Houshang Pourshariati Iranian Studies Book Award

Hamid Naficy

Northwestern University

2012 Winner

Hamid Naficy

Hamid Naficy

The members of the Houshang Pourshariati Iranian Studies Book Award committee were presented with a bedazzling variety of books to consider; chronologically, they ranged from pre-Islamic Iran to the first decades of the twenty-first century and came from disciplines as diverse as religious studies, political science, sociology, gender studies, and history. Among several very deserving entrants, however, the committee was enthusiastically unanimous in its final decision. Hamid Naficy’s A Social History of Iranian Cinema is the product of a lifetime of research, thinking, and scholarship. This comprehensive, multi-volume work exhaustively covers the entire history of film making in Iran, from its early experimental beginnings through its development under the Pahlavi monarchy to its re-orientation and re-emergence following the 1979 revolution. The depth and extent of the research is staggering. Naficy draws on an immense range of sources, including government reports (both Iranian and foreign), journalistic writing such as film reviews, editorials, and reportage, the memoirs of not only people directly linked to the film industry, but viewers from other walks of life, and finally the films themselves. Every page seems to utilize some previously unexplored source.

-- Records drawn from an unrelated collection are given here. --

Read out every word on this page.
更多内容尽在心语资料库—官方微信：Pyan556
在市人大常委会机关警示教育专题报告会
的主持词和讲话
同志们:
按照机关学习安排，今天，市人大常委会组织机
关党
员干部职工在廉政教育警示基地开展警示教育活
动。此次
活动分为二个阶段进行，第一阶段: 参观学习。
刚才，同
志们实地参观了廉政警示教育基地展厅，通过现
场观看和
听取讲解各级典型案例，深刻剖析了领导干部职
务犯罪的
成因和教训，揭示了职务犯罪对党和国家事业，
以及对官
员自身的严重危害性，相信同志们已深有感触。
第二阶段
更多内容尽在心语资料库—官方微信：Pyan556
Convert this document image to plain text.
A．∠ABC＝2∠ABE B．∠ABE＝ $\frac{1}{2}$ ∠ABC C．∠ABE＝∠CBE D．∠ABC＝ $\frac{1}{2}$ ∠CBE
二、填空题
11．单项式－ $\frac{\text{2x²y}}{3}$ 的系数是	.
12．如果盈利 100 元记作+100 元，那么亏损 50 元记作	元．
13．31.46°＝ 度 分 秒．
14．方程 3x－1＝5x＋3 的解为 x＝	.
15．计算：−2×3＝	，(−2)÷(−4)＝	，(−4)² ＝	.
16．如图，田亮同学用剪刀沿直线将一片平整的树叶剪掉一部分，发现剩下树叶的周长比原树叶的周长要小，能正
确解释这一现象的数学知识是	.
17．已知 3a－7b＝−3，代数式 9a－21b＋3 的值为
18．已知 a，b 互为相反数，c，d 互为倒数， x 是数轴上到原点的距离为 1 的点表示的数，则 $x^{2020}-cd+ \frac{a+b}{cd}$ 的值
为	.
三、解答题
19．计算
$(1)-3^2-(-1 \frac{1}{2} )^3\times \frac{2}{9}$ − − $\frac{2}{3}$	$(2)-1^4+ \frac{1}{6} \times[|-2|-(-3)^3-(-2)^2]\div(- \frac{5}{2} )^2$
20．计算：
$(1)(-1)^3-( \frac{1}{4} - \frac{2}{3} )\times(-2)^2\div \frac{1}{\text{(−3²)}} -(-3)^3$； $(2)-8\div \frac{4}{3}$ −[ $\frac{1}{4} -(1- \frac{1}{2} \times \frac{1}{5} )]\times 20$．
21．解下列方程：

Naficy defines "cinema" as broadly as possible to embrace not only fiction filmmaking, but also documentaries, industrial promotional films, and government-sponsored propaganda (again both Iranian and foreign). He is equally concerned with the economics of film production and distribution, with the aesthetics of the films, and with the effects of film on its diverse audiences. This latter topic inspires perhaps his most interesting use of social theory, but throughout the book, a sophisticated deployment of theory is kept in balance with in-depth factual research.

Finally, cinema is fully and systematically integrated into the broader history of the economic, technological, social, and political development of Iran in the twentieth century. It is this broader sense of history that gives shape to the work as a whole and keeps the reader from being overwhelmed by the sheer mass of detail. These volumes will indeed "define the field" for many years.

Professor Naficy unfortunately cannot be here in person to accept this reward, but would like me to express his deepest gratitude for to the foundation for the Houshang Pourshariati Iranian Studies Book Award and to the Middle East Studies Association.

Finally, the members of the award committee would also like to give a short word of thanks to Duke University Press for investing in a work of this size and scope. The editing is remarkably consistent for a text of this size, and the Press should be credited for including so many illuminating and informative illustrations.